The most effective of these alternatives is JustEgg, developed by Eat Just, the company also behind one of the first forms of lab-grown chicken meat sold in the United States. While JustEgg is mostly made of mung beans, not lab-cultivated egg protein, this golden yellow liquid performs remarkably similarly to scrambled eggs.
I haven't eaten eggs in over three years, and JustEgg is a grocery staple for my family. It makes excellent (eggcellent?) scrambled eggs in the morning, but it's also my go-to for baking, as most other popular egg replacers just don't pack the protein and texture necessary to properly mimic chicken eggs. Coming in at $7.49 for a 16-ounce carton (roughly eight eggs' worth of liquid) at a nearby Safeway, it's more expensive than most regular eggs. But if a recent trip to my local Whole Foods was any indication, it's also the egg-like item most reliably in stock—so maybe give it a try?

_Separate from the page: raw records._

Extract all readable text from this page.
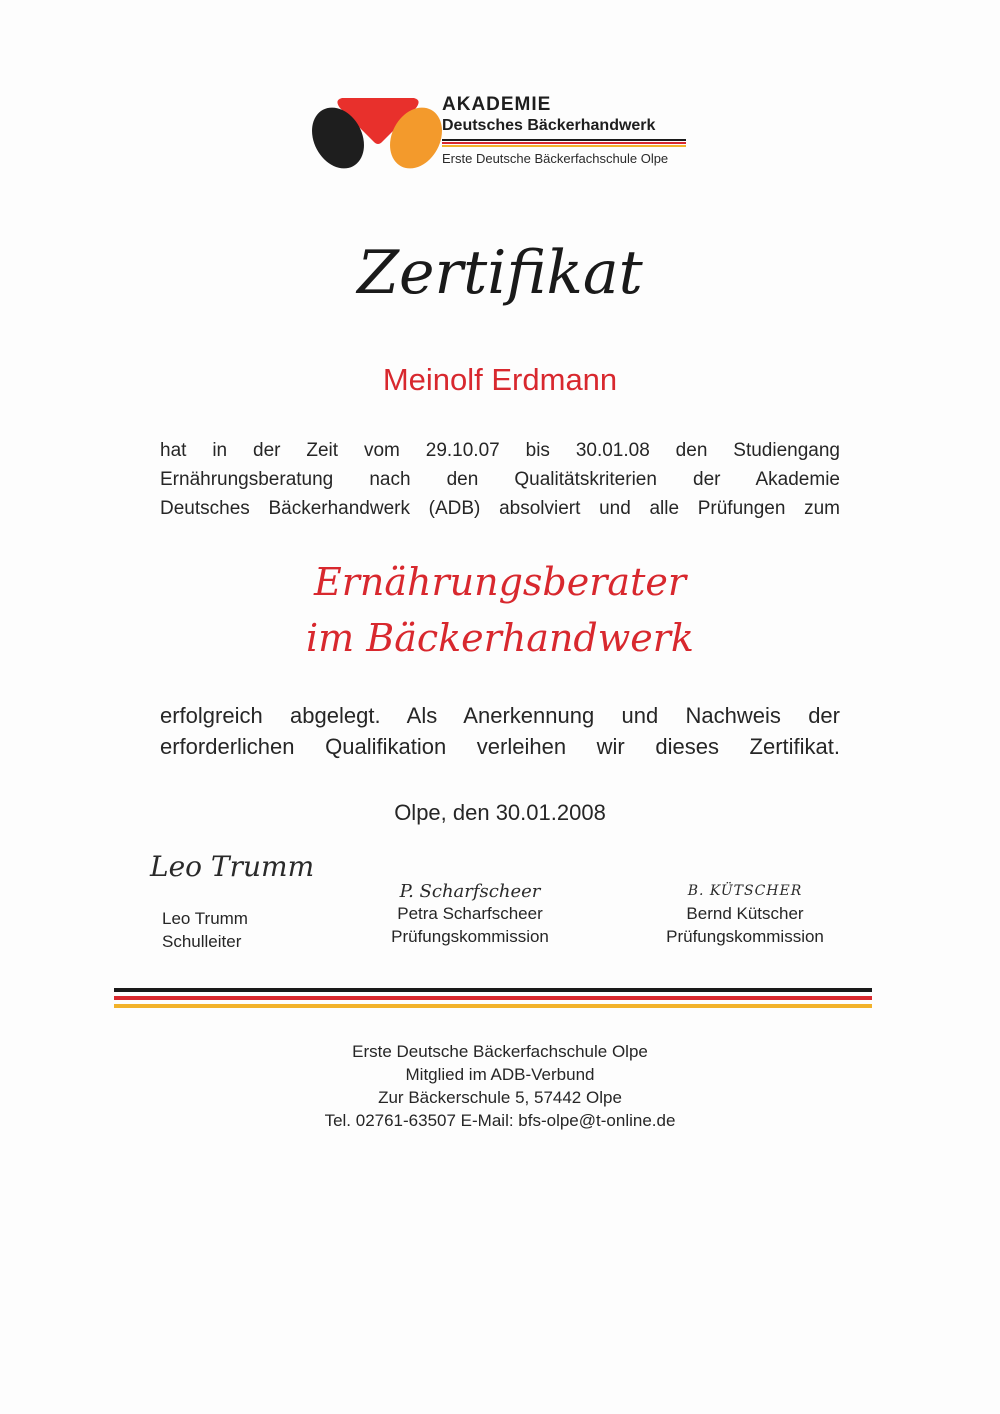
AKADEMIE
Deutsches Bäckerhandwerk
Erste Deutsche Bäckerfachschule Olpe
Zertifikat
Meinolf Erdmann
hat in der Zeit vom 29.10.07 bis 30.01.08 den Studiengang
Ernährungsberatung nach den Qualitätskriterien der Akademie
Deutsches Bäckerhandwerk (ADB) absolviert und alle Prüfungen zum
Ernährungsberater
im Bäckerhandwerk
erfolgreich abgelegt. Als Anerkennung und Nachweis der
erforderlichen Qualifikation verleihen wir dieses Zertifikat.
Olpe, den 30.01.2008
Leo Trumm
Leo Trumm
Schulleiter
P. Scharfscheer
Petra Scharfscheer
Prüfungskommission
B. KÜTSCHER
Bernd Kütscher
Prüfungskommission
Erste Deutsche Bäckerfachschule Olpe
Mitglied im ADB-Verbund
Zur Bäckerschule 5, 57442 Olpe
Tel. 02761-63507 E-Mail: bfs-olpe@t-online.de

This next egg alternative is more of a pure novelty than a workable swap for eggs. At several vegan restaurants, I've been able to try Yo Egg, which imitates poached and sunny-side-up eggs, runny yolk and all. While I find the white to be a bit rubbery, the yolk is spot-on, to the point that one of my meat-eating friends had to do a double-take when he tried it.
These egg alternatives show that, when someone has a good—or possibly a little wacky—idea, they can develop it, and sell it to people who get value out of it. As someone who doesn't eat eggs, these alternatives have made my life easier and better, and I hope that by voting with my dollars, even more motivated entrepreneurs will come up with better and more exciting egg substitutes.
While lab-grown meat has come under fire from protectionist state governments in recent years, realistic (but not lab-cultivated) egg alternatives have stayed relatively safe from overzealous regulators. Let's hope that as egg alternatives become more and more realistic, and therefore more likely to compete with chicken eggs, the government says out of this particular rooster fight.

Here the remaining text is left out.